Estaba cargando su arma. Era el tiempo de la guerra. Al alba, cuando el sol aun no había traído la muerte. En una casa vieja, en medio del campo. Quería salir de caza, con su rebaño de asesinos.
Yo, seguía dormido en aquel cobertizo. La noche era buena, pero larga. Parecía haber tenido éxito. El riachuelo aquél, me había salvado la vida. O eso creía.
Desayunaban sin medida, todos los asesinos desbocados. Como no era suyo ni tenían que pagar se aprovechaban. Quien sabe si almorzarían. Nueve hombres contra una sola mujer y sus hijos, a pan y cuchillo. Las presas, los esperaban, escondidas por el monte.
Al despertarme, me ofrecieron una rebanada de pan y un poco de cebolla. Les di mi gratitud y seguí por mi camino.

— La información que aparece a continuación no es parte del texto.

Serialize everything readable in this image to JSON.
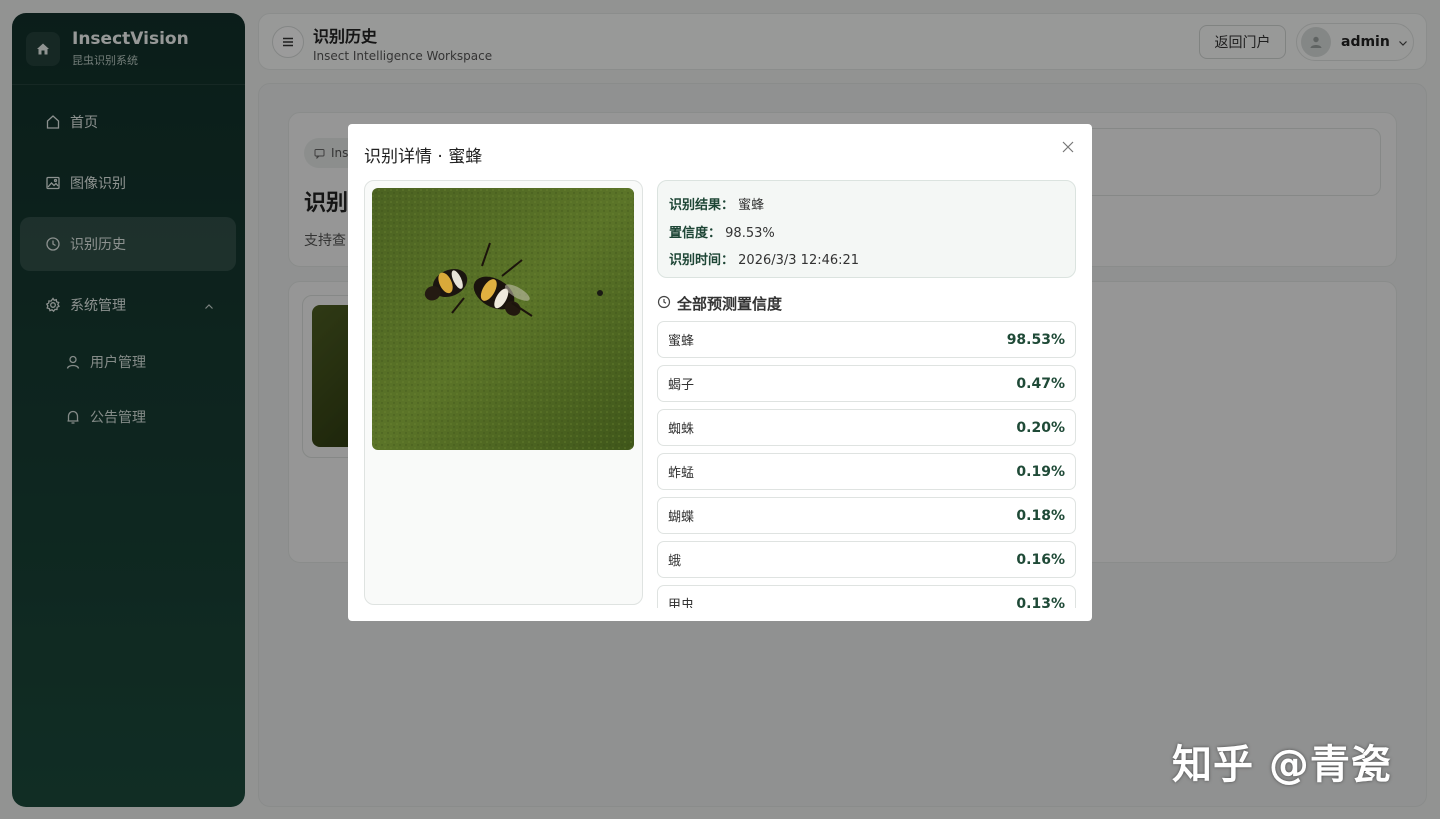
{
  "brand": {
    "title": "InsectVision",
    "subtitle": "昆虫识别系统"
  },
  "sidebar": {
    "items": [
      {
        "label": "首页",
        "icon": "home-icon"
      },
      {
        "label": "图像识别",
        "icon": "image-icon"
      },
      {
        "label": "识别历史",
        "icon": "clock-icon",
        "active": true
      },
      {
        "label": "系统管理",
        "icon": "gear-icon",
        "expanded": true
      }
    ],
    "sub_items": [
      {
        "label": "用户管理",
        "icon": "user-icon"
      },
      {
        "label": "公告管理",
        "icon": "bell-icon"
      }
    ]
  },
  "header": {
    "title": "识别历史",
    "subtitle": "Insect Intelligence Workspace",
    "portal_label": "返回门户",
    "user_name": "admin"
  },
  "background": {
    "chip_label": "Ins",
    "title": "识别",
    "description": "支持查"
  },
  "modal": {
    "title": "识别详情 · 蜜蜂",
    "result_label": "识别结果：",
    "result_value": "蜜蜂",
    "confidence_label": "置信度：",
    "confidence_value": "98.53%",
    "time_label": "识别时间：",
    "time_value": "2026/3/3 12:46:21",
    "predictions_heading": "全部预测置信度",
    "predictions": [
      {
        "name": "蜜蜂",
        "value": "98.53%"
      },
      {
        "name": "蝎子",
        "value": "0.47%"
      },
      {
        "name": "蜘蛛",
        "value": "0.20%"
      },
      {
        "name": "蚱蜢",
        "value": "0.19%"
      },
      {
        "name": "蝴蝶",
        "value": "0.18%"
      },
      {
        "name": "蛾",
        "value": "0.16%"
      },
      {
        "name": "甲虫",
        "value": "0.13%"
      }
    ]
  },
  "watermark": "知乎 @青瓷",
  "colors": {
    "sidebar": "#173d33",
    "accent": "#1f4a37",
    "overlay": "rgba(0,0,0,0.38)"
  }
}
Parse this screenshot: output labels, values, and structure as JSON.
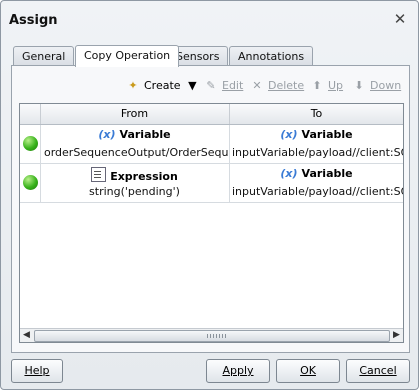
{
  "dialog": {
    "title": "Assign"
  },
  "tabs": [
    {
      "label": "General"
    },
    {
      "label": "Copy Operation"
    },
    {
      "label": "Sensors"
    },
    {
      "label": "Annotations"
    }
  ],
  "toolbar": {
    "create": "Create",
    "edit": "Edit",
    "delete": "Delete",
    "up": "Up",
    "down": "Down"
  },
  "table": {
    "columns": [
      "From",
      "To"
    ],
    "rows": [
      {
        "from_type": "Variable",
        "from_value": "orderSequenceOutput/OrderSeque...",
        "to_type": "Variable",
        "to_value": "inputVariable/payload//client:SOAOr"
      },
      {
        "from_type": "Expression",
        "from_value": "string('pending')",
        "to_type": "Variable",
        "to_value": "inputVariable/payload//client:SOAOr"
      }
    ]
  },
  "footer": {
    "help": "Help",
    "apply": "Apply",
    "ok": "OK",
    "cancel": "Cancel"
  }
}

Tenía que cruzar esa pequeña sierra y ya estaría en mi destino.
Con el estomago lleno, y el fusil cargado y colgado en el hombro, empezaba la fiesta de la sangre. Ser el primero en matar los enorgullecía. Entonces vieron una manada de cinco correr y empezaron a disparar. Tres cayeron. Dos siguieron pero heridos, no llegarían lejos.
Intentaba andar deprisa, era una tierra desconocida y hostil. No sabía con quien tendría que cruzarme.
De repente, los gritos de unos machos alertaron mis prisas, “allí va uno de solo”. Yo, iba a ser su captura, si no volvía a ser capaz de escapar de nuevo. Me había cruzado justo, con quien no debería. Un ardor en el pecho, me ahogaba y al mirar, un agujero, que dejaba escapar mi sangre. Me habían dado. Tumbado en el suelo, esperando la muerte, pensaba; que esa bala, al ser cargada aun no llevaba mi nombre. Pero en el momento del disparo ya llevaba mi muerte. Miserables seres humanos, por nominar las balas con nombre de persona y apellido de difunto.